Many factors affect the behavior of osteoclasts. Some are relatively simple. Osteoclasts are inhibited by calcitonin, a hormone secreted by the thyroid gland. Parathyroid hormone, on the other hand, has contradictory effects: this hormone stimulates osteocytes, the osteoclasts’ competitor, activating them so that they produce more protein and secrete a molecule that arouses the osteoclasts. Therefore, a parathyroid hormone directly stimulates the -blasts and indirectly stimulates the -clasts, an intercellular system of checks and balances.
Balance: The Elusive Key
What governs the all-important rates of the two processes of bone creation and resorption? There are a number of factors that are not fully understood. We do know enough, however, to appreciate the complexity of the relationship and to explore some ways to manipulate the processes in our bones’ favor. For example, at low blood serum levels, parathyroid hormone stimulates bone-building osteocytes, but at higher concentrations it reduces the mineral content of the forearm bones.6 Phosphorus gets into the act as well, but too much phosphate will change the absorption of calcium. This in turn will alter parathyroid hormone levels, which will then feed back to change absorption yet again.

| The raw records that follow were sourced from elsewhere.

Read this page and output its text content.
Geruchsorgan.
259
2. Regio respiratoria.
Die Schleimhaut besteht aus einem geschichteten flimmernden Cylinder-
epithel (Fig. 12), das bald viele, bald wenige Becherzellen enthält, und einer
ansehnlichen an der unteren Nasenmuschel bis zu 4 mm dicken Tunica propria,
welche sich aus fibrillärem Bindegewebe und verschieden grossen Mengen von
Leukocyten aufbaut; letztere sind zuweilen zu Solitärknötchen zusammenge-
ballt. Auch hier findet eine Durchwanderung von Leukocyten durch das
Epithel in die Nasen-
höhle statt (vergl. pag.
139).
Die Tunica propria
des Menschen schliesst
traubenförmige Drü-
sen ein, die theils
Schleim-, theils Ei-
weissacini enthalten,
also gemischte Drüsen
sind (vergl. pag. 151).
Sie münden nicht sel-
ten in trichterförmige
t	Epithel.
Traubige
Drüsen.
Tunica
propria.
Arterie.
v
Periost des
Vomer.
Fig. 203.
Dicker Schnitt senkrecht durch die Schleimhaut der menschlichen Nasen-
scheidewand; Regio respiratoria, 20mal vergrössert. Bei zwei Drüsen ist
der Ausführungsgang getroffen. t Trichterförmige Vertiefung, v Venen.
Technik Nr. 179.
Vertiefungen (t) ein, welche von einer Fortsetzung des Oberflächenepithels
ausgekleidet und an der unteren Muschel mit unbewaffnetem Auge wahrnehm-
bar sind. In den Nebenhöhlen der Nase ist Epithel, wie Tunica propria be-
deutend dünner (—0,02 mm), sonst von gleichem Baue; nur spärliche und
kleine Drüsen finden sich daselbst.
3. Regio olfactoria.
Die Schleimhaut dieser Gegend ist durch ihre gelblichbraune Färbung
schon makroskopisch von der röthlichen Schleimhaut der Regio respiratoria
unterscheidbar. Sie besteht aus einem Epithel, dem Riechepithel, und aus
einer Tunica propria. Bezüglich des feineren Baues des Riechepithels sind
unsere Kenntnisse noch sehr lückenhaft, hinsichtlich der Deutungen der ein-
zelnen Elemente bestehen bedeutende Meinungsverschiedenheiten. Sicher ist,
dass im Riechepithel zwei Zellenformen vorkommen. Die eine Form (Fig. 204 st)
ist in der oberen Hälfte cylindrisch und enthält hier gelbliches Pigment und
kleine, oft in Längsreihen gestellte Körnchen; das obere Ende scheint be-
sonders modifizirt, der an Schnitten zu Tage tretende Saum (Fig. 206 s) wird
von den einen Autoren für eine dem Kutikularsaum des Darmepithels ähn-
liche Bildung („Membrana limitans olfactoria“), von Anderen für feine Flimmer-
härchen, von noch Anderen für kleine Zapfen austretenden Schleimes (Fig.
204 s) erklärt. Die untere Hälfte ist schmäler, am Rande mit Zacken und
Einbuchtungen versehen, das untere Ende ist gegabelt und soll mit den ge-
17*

These seemingly opposed biologic processes cooperate beautifully under normal circumstances. Atomic force microscopic studies, finer than electron microscopy for these purposes, have seen osteoclasts munching away at corners of bone where microcracks have appeared. This suggests that at the “local level” osteoclasts are drawn to these defects (by a process we do not presently understand) and begin to create excavation sites at which bone resorption is taking place. The calcium thus reclaimed is free for the osteocytes to pick out of the bloodstream to re-create healthy bone at spots where it had been damaged.7
Research has uncovered this critical aspect of inborn maintenance capacity: When osteocytes die, the adjacent bone regions are no longer supported, and the tissue becomes resorbed by the osteoclasts. There are definite chemical signals for this clean-up operation, and different factors maintain the status quo, keeping osteoclastic activity at bay. Balancing and regulating these processes is the principal way in which many of the anti-osteoporosis drugs work. One must be aware of these checks and balances and some of their advantages to appreciate the rewards and risks of using the drugs. Before considering the treatment, though, it makes sense to look at the disease: What makes bones brittle in the first place?